You never walk alone
The FIFA franchise started the whole story mode within a sports game movement with The Journey, and it returns for an encore this year with The Journey: Champions. This time you play through the trials and tribulations of three characters, namely Danny Williams, Alex and Kim Hunter who we were introduced to in the previous year. You can switch between the three protagonists during your playthrough or simply stick to one at a time. Alex’s search for footballing greatness leads him to join his dream club in Real Madrid, a club built on the foundation of excellence and nothing less than that will cut it. During his occupation as the number one striker, he’s prompted to push himself beyond what he’s accustomed to and learns how to play as a team and not a single football maestro (kind of strange as they enjoyed a decade of building a team around a single player.) Alex has to deal with the stresses of being a superstar and building his own brand alongside being a professional footballer. On his path, he encounters a new obstacle in the form or Mentor challenges where you need to gain the respect and create a connection with various team members. Unlocking their challenges by playing to their strengths in matches gives you access to new skills. This differs from the skill tress offered to Kim and Danny.
Danny is plying his trade in the English Premier League where FIFA 18 left off, but this time there is more focus on moulding him into a specific player. He’s not the preferred player for his team and is required to work his way into the starting line up coupled with dealing with issues in his personal life and his fractured relationship with his brother, Terry Williams. Kim Hunter is a young rising star looking to break into the USA national women’s team and claim the right to be there as a valuable asset to the team. Her professional career takes a few knocks along the road due to events in her personal and academic life.

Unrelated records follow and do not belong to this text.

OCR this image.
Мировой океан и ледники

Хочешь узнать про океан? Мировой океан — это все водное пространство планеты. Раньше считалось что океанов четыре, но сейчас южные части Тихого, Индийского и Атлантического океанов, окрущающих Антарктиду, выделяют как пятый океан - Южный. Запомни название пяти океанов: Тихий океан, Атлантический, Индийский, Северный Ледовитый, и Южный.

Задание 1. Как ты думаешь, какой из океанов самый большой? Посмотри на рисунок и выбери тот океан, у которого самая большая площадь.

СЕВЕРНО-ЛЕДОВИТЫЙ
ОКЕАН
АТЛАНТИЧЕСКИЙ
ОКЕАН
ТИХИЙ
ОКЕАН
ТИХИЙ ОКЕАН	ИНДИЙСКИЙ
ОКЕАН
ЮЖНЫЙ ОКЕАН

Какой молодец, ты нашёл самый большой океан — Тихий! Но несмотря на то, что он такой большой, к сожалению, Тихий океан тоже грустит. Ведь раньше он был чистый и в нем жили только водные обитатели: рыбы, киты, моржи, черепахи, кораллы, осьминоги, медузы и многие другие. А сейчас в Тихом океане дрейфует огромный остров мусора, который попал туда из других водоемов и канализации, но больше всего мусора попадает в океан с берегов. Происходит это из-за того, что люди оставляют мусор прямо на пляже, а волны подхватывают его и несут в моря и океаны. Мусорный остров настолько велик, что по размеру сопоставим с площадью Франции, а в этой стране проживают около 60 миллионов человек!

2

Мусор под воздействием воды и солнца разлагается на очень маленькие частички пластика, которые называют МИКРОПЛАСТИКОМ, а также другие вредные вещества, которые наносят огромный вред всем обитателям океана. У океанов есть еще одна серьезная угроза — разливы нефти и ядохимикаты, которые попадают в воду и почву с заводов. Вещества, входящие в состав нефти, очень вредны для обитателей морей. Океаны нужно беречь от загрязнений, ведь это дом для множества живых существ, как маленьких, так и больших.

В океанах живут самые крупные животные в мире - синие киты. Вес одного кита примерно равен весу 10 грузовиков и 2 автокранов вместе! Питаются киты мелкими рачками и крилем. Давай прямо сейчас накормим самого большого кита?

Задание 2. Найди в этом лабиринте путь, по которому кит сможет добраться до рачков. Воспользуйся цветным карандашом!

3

Between the three scenarios I felt more invested in Danny’s career over Alex and Kim’s rock star lifestyles where every day is a hustle.

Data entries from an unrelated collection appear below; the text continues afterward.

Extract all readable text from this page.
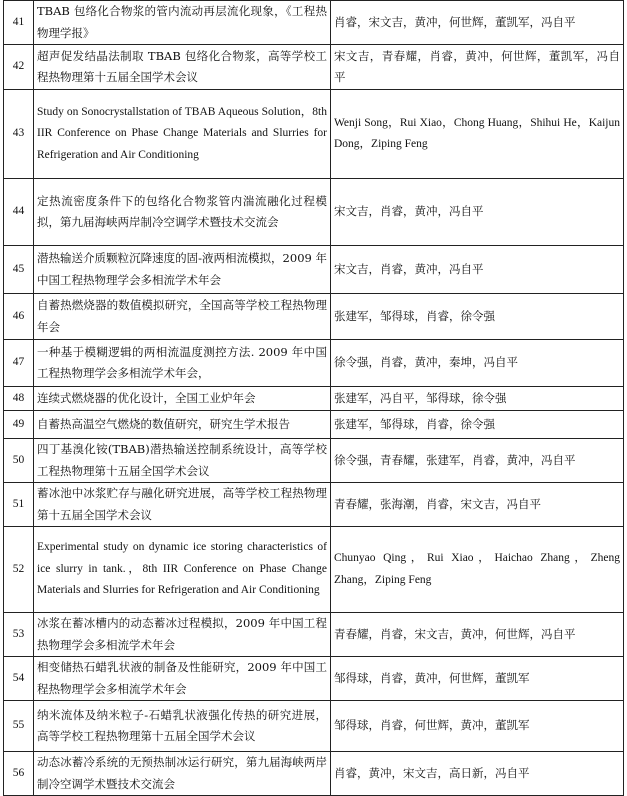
41	TBAB 包络化合物浆的管内流动再层流化现象，《工程热物理学报》	肖睿，宋文吉，黄冲，何世辉，董凯军，冯自平
42	超声促发结晶法制取 TBAB 包络化合物浆，高等学校工程热物理第十五届全国学术会议	宋文吉，青春耀，肖睿，黄冲，何世辉，董凯军，冯自平
43	Study on Sonocrystallstation of TBAB Aqueous Solution，8th IIR Conference on Phase Change Materials and Slurries for Refrigeration and Air Conditioning	Wenji Song，Rui Xiao，Chong Huang，Shihui He，Kaijun Dong，Ziping Feng
44	定热流密度条件下的包络化合物浆管内湍流融化过程模拟，第九届海峡两岸制冷空调学术暨技术交流会	宋文吉，肖睿，黄冲，冯自平
45	潜热输送介质颗粒沉降速度的固-液两相流模拟，2009 年中国工程热物理学会多相流学术年会	宋文吉，肖睿，黄冲，冯自平
46	自蓄热燃烧器的数值模拟研究，全国高等学校工程热物理年会	张建军，邹得球，肖睿，徐令强
47	一种基于模糊逻辑的两相流温度测控方法. 2009 年中国工程热物理学会多相流学术年会，	徐令强，肖睿，黄冲，秦坤，冯自平
48	连续式燃烧器的优化设计，全国工业炉年会	张建军，冯自平，邹得球，徐令强
49	自蓄热高温空气燃烧的数值研究，研究生学术报告	张建军，邹得球，肖睿，徐令强
50	四丁基溴化铵(TBAB)潜热输送控制系统设计，高等学校工程热物理第十五届全国学术会议	徐令强，青春耀，张建军，肖睿，黄冲，冯自平
51	蓄冰池中冰浆贮存与融化研究进展，高等学校工程热物理第十五届全国学术会议	青春耀，张海潮，肖睿，宋文吉，冯自平
52	Experimental study on dynamic ice storing characteristics of ice slurry in tank.，8th IIR Conference on Phase Change Materials and Slurries for Refrigeration and Air Conditioning	Chunyao Qing，Rui Xiao，Haichao Zhang，Zheng Zhang，Ziping Feng
53	冰浆在蓄冰槽内的动态蓄冰过程模拟，2009 年中国工程热物理学会多相流学术年会	青春耀，肖睿，宋文吉，黄冲，何世辉，冯自平
54	相变储热石蜡乳状液的制备及性能研究，2009 年中国工程热物理学会多相流学术年会	邹得球，肖睿，黄冲，何世辉，董凯军
55	纳米流体及纳米粒子-石蜡乳状液强化传热的研究进展，高等学校工程热物理第十五届全国学术会议	邹得球，肖睿，何世辉，黄冲，董凯军
56	动态冰蓄冷系统的无预热制冰运行研究，第九届海峡两岸制冷空调学术暨技术交流会	肖睿，黄冲，宋文吉，高日新，冯自平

Between the three scenarios I felt more invested in Danny’s career over Alex and Kim’s rock star lifestyles where every day is a hustle. Even though you’re presented with a few key decision making scenarios it doesn’t really impact the forced linear path unless you completely ruin a performance in a match which in turn changes the dialogue slightly. The script and acting is well done and plays out like an actual sports soapie. It’s not every day that you hear anyone saying that about a sports game. Like, ever. The only gripe I have is the training skill games that come up before every match you play. Sure, you can skip them, but then there’s the likelihood of getting an F rating for them which impacts your progress negatively.

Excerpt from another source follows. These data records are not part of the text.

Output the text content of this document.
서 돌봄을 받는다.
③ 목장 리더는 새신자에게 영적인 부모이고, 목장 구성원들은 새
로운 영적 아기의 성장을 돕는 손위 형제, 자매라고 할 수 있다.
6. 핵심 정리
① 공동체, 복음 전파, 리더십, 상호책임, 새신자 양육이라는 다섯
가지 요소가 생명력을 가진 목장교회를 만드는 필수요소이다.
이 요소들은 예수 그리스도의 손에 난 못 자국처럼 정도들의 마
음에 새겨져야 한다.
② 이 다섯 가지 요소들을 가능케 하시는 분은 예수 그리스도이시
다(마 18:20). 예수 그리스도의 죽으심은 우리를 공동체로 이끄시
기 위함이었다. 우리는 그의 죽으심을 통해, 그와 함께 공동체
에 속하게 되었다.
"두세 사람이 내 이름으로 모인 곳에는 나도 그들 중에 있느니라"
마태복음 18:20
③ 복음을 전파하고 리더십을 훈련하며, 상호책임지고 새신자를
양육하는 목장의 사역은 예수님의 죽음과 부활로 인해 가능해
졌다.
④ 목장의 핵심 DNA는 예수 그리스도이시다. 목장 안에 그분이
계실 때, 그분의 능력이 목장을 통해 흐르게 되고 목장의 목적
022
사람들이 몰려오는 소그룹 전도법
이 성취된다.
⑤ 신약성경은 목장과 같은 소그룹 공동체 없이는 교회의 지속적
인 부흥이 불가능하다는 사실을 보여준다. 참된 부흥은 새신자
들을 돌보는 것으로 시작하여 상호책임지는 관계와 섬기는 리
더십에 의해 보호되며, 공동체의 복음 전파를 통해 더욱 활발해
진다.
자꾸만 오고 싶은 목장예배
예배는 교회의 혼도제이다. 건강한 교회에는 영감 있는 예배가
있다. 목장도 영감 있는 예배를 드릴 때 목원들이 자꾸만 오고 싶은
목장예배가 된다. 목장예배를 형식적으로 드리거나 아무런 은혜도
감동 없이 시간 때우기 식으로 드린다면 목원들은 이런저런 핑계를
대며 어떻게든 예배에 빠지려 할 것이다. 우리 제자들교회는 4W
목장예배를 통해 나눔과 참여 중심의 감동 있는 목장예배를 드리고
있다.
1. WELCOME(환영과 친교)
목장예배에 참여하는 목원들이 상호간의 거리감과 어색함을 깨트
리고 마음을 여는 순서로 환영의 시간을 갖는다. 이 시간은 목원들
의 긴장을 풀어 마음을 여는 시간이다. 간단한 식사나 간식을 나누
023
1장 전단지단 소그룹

FIFA 19 steps to the pitch with something new, something old, and something all FIFA fans have been yearning for since the Champions League license went exclusively to Konami. There are some improvements to gameplay making it feel a little less arcadey, but still easy to pick up and get into. Online play is smooth, but still hampered by long matchmaking times, but when you’re in, you’re in. The slightly slower pace of the game makes for a more fluid experience but is still plagued by a few frame drops here and there during intense moments. With all that said, the one thing the title exceeds at is its indulgent atmosphere and sleek user interface. Not all the characters in the game have the most up to date likeness of their real life counterparts, but you won’t be zoomed in on their faces when running in on goal for a one on one with the keeper. An enjoyable football experience with an entertaining story to boot.